Christian Slater: I did not really get too many opportunities to think of other professions. My mother talked to me about being a lawyer or a doctor, that sort of thing, but at the same time, she was a casting director so I was surrounded by actors. I would sit in her casting sessions when she couldn’t get a babysitter and I’d have to sit there and watch actors do auditions over and over again and my father was an actor, so pretty much show business was something that was just kind of ingrained into me at a very, very early age.
Oz in Breaking In are different than a lot of your roles up until now in that it’s a comedy rather than a drama. What made you decide you wanted to do this genre of TV?
Christian Slater: Well, Doug Robinson told me that he’d seen me do a few comedy things. I did a bit on Curb Your Enthusiasm and I did something on The Office and I was pretty much playing myself in—well I was, I was playing a version of myself in those particular shows.
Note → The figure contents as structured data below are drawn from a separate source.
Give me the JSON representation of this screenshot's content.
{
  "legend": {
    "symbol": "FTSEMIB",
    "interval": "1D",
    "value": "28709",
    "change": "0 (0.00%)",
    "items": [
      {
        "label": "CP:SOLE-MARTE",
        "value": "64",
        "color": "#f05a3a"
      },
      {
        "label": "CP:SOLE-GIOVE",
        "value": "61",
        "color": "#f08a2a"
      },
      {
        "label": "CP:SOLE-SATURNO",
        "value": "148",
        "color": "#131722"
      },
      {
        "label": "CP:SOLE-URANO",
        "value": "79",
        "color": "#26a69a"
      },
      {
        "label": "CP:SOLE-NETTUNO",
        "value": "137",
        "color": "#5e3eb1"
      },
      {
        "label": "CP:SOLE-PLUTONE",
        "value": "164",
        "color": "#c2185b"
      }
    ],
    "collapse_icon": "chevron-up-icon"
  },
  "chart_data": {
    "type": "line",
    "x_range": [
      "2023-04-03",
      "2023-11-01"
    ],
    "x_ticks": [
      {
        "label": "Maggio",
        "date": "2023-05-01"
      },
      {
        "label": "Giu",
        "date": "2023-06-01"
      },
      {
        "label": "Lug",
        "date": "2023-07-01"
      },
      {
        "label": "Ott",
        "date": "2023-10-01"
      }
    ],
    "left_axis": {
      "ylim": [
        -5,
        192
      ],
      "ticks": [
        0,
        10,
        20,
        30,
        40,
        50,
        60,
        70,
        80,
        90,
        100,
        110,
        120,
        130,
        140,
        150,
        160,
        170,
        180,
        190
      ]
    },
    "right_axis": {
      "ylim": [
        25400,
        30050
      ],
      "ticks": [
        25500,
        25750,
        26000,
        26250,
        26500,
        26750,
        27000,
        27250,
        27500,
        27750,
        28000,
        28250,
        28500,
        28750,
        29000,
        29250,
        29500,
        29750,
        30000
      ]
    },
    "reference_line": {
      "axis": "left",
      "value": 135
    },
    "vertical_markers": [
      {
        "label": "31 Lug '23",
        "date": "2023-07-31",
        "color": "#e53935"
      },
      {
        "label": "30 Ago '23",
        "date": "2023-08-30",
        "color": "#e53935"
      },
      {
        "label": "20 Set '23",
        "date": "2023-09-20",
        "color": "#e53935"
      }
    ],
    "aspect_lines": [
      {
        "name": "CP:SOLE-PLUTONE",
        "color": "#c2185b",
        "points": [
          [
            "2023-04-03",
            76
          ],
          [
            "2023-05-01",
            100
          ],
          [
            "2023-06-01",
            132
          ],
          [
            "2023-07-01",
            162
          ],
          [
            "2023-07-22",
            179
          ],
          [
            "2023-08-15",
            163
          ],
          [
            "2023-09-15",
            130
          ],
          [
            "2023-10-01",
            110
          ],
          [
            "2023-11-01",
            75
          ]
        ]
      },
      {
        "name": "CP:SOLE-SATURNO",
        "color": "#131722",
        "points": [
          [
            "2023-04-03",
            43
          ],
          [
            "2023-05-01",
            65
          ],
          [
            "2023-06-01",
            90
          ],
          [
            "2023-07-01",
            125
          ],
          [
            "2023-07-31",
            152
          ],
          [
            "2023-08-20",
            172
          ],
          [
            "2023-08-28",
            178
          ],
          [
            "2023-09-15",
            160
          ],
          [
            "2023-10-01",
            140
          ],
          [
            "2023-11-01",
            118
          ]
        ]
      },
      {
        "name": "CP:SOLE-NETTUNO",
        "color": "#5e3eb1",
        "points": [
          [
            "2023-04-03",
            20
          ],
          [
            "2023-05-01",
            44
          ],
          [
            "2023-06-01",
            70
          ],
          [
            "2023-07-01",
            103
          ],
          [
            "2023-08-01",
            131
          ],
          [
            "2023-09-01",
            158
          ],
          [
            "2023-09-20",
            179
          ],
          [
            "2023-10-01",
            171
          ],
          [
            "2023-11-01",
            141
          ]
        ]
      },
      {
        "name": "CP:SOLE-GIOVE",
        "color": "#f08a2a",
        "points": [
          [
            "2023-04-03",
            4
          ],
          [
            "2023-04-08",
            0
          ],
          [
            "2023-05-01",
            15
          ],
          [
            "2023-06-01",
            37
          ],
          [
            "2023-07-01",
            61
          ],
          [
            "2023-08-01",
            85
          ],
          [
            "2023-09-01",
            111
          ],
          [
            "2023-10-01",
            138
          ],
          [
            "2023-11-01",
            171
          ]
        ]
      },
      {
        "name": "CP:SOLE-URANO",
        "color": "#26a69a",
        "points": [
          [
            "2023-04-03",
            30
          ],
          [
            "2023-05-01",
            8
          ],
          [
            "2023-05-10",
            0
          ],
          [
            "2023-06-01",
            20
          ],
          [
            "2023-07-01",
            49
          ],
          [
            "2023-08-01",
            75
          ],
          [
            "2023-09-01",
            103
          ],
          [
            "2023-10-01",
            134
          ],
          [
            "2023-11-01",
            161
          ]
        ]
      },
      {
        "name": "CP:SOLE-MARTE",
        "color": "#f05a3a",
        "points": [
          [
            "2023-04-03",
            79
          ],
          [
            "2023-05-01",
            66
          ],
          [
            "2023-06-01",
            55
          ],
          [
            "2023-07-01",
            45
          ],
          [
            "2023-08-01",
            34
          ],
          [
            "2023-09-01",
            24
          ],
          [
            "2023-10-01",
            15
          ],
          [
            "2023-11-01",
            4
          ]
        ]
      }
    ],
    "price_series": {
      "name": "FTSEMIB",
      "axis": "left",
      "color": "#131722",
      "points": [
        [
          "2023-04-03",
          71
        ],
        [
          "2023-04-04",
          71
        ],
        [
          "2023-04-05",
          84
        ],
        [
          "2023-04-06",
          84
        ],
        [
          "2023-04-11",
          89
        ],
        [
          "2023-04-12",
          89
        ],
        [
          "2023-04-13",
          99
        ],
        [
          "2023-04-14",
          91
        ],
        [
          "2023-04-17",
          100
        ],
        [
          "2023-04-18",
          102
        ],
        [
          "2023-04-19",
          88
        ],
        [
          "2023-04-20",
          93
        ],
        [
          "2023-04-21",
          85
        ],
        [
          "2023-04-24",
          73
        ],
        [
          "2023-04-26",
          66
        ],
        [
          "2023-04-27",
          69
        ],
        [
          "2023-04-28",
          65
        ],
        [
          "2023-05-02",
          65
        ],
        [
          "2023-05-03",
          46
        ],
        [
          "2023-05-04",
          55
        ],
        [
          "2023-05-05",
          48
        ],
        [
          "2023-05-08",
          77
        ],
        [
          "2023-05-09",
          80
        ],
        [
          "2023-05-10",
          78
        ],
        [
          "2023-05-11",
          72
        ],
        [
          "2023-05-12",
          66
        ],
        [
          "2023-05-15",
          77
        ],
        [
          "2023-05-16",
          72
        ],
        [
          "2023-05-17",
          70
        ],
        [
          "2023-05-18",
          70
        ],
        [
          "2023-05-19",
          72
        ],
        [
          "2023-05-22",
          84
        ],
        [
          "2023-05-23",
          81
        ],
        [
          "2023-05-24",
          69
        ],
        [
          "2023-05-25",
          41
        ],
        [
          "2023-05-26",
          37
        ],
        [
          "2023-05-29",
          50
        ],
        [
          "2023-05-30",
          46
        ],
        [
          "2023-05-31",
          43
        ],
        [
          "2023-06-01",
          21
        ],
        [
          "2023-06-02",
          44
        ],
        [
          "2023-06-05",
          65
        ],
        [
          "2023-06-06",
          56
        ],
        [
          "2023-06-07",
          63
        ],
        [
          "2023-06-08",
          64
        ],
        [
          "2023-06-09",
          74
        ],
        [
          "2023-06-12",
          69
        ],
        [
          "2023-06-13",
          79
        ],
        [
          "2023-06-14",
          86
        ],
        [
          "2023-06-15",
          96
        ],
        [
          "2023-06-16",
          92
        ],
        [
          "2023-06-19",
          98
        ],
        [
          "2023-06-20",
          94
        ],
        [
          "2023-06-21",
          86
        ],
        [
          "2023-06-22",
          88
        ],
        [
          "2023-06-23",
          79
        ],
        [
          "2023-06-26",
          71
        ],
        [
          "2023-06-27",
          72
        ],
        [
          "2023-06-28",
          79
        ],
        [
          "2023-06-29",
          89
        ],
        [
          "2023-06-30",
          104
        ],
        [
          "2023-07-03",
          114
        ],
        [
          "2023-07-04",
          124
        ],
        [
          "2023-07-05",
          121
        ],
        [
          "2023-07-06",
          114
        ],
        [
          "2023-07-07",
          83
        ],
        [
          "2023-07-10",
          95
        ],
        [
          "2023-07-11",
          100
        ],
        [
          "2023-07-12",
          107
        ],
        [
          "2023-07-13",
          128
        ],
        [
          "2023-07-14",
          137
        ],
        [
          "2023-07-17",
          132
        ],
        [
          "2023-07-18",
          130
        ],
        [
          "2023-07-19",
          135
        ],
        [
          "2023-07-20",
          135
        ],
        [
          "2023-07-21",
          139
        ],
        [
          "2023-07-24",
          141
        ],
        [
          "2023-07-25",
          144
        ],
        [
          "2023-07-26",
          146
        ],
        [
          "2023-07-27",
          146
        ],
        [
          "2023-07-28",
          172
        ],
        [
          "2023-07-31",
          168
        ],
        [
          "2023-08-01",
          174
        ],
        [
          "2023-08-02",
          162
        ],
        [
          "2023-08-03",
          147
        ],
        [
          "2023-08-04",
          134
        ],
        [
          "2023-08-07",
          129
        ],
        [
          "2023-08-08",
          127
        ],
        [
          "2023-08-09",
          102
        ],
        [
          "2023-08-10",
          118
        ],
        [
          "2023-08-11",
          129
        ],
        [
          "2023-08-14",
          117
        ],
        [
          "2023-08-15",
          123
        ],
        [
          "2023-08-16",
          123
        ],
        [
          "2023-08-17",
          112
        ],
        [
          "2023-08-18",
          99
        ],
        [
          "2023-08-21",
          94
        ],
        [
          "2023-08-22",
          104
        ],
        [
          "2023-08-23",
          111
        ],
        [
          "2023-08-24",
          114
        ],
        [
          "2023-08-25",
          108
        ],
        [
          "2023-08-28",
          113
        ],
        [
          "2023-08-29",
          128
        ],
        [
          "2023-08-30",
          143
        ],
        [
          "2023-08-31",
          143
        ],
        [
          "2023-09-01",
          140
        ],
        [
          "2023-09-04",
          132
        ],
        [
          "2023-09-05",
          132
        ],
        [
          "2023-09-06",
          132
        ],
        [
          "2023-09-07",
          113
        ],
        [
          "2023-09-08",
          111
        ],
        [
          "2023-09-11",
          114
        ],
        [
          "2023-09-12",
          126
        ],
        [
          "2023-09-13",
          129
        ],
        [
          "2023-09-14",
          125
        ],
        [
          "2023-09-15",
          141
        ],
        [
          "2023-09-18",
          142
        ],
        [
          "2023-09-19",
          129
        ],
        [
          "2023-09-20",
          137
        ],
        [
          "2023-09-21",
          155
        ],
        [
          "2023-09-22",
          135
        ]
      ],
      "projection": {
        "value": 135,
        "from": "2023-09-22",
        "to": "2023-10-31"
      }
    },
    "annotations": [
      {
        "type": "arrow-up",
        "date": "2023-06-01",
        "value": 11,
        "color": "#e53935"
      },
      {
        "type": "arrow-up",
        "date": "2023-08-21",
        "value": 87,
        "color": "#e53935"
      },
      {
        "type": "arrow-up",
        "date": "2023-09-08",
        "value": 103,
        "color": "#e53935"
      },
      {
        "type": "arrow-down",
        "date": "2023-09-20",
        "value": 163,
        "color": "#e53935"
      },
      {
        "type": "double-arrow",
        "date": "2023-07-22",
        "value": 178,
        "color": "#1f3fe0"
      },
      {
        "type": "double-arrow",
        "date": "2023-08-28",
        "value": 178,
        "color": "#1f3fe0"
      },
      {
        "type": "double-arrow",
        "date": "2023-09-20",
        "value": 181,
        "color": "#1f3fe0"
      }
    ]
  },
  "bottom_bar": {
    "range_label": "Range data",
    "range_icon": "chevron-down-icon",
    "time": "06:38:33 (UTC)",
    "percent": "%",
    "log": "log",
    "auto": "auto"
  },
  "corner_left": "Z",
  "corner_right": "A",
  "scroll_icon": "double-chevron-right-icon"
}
This was an opportunity to create a character from the ground up and really make somebody come to life in a comedy-esque type fashion. It was something new, it was something different. It was something that certainly feels more geared towards my strengths and things that I really do enjoy doing.
I definitely prefer doing comedy. I think comedy is vital in our world. I think it’s very, very important and we need as many excuses to laugh and be jolly at this particular time.
Because of a lot of your roles, the public sees you as a dangerous, cool guy with a shady past. I know it’s a role but that’s how we always see you. Can you tell us anything about yourself that would totally surprise or shock any Christian Slater fans?
What’s your advice to actors?
Christian Slater: I think not taking yourself too seriously is vital. This is a job; it’s a gig. Building a life outside of the business is extraordinarily important. It can’t all just be about this business.
As you get older, what do you like most about the roles that you do now, as compared to early days?
Christian Slater: Well, it’s funny. I mean I’m now the boss, which is very interesting. For me, to kind of—have been around long enough to get the opportunity to be the guy who can actually appropriately sit in the captain’s chair is quite shocking, but I guess that’s just what happens when you keep breathing.